/jupyterhub-idle-culler

JupyterHub service to cull idle servers and users

Primary LanguagePythonOtherNOASSERTION

JupyterHub Idle Culler Service

jupyterhub-idle-culler provides a JupyterHub service to identify and shut down idle or long-running Jupyter Notebook servers. The exact actions performed are dependent on the used spawner for the Jupyter Notebook server (e.g. the default LocalProcessSpawner, kubespawner, or dockerspawner). In addition, if explicitly requested, all users whose Jupyter Notebook servers have been shut down this way are deleted as JupyterHub users from the internal database. This neither affects the authentication method which continues to allow those users to log in nor does it delete persisted user data (e.g. stored in docker volumes for dockerspawner or in persisted volumes for kubespawner).

Setup

As a hub managed service

In jupyterhub_config.py, add the following dictionary for the idle-culler Service to the c.JupyterHub.services list:

c.JupyterHub.services = [
    {
        'name': 'idle-culler',
        'admin': True,
        'command': [
            sys.executable,
            '-m', 'jupyterhub_idle_culler',
            '--timeout=3600'
        ],
    }
]

where:

  • 'admin': True indicates that the Service requires admin permissions so it can shut down arbitrary user notebooks, and
  • 'command' indicates that the Service will be managed by the Hub.

As a standalone script

jupyterhub-idle-culler can also be run as a standalone script. It can access the hub's api with a service token. The service token must have admin privileges.
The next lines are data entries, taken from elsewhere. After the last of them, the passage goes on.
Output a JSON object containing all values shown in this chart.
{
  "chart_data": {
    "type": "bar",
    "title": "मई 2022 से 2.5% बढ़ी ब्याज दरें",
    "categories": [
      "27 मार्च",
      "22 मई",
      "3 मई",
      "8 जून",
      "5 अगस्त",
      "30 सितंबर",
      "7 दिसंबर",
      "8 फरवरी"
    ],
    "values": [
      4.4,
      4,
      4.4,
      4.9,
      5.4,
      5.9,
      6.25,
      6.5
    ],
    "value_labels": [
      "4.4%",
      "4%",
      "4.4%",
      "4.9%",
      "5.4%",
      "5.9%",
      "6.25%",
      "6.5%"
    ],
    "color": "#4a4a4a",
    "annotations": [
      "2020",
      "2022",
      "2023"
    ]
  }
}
Generate an API token and store it in a JUPYTERHUB_API_TOKEN environment variable. Then start jupyterhub-idle-culler manually

export JUPYTERHUB_API_TOKEN=$(jupyterhub token)
python3 -m jupyterhub-idle-culler[--timeout=900] [--url=http://localhost:8081/hub/api]

The command line interface also gives a quick overview of the different options for configuration.

--concurrency                    Limit the number of concurrent requests made
                                 to the Hub.                  Deleting a lot
                                 of users at the same time can slow down the
                                 Hub,                 so limit the number of
                                 API requests we have outstanding at any
                                 given time.                  (default 10)
--cull-every                     The interval (in seconds) for checking for
                                 idle servers to cull (default 0)
--cull-users                     Cull users in addition to servers.
                                 This is for use in temporary-user cases such
                                 as tmpnb. (default False)
--max-age                        The maximum age (in seconds) of servers that
                                 should be culled even if they are active
                                 (default 0)
--remove-named-servers           Remove named servers in addition to stopping
                                 them.             This is useful for a
                                 BinderHub that uses authentication and named
                                 servers. (default False)
--timeout                        The idle timeout (in seconds) (default 600)
--url                            The JupyterHub API URL

Caveats

  1. last_activity is not updated with high frequency, so cull timeout should be greater than the sum of:
    • single-user websocket ping interval (default: 30 seconds)
    • JupyterHub.last_activity_interval (default: 5 minutes)
  2. The same --timeout and --max-age values are used to cull users and users' servers. If you want a different value for users and servers, you should add this script to the services list twice, just with different name``s, different values, and one with the ``--cull-users option.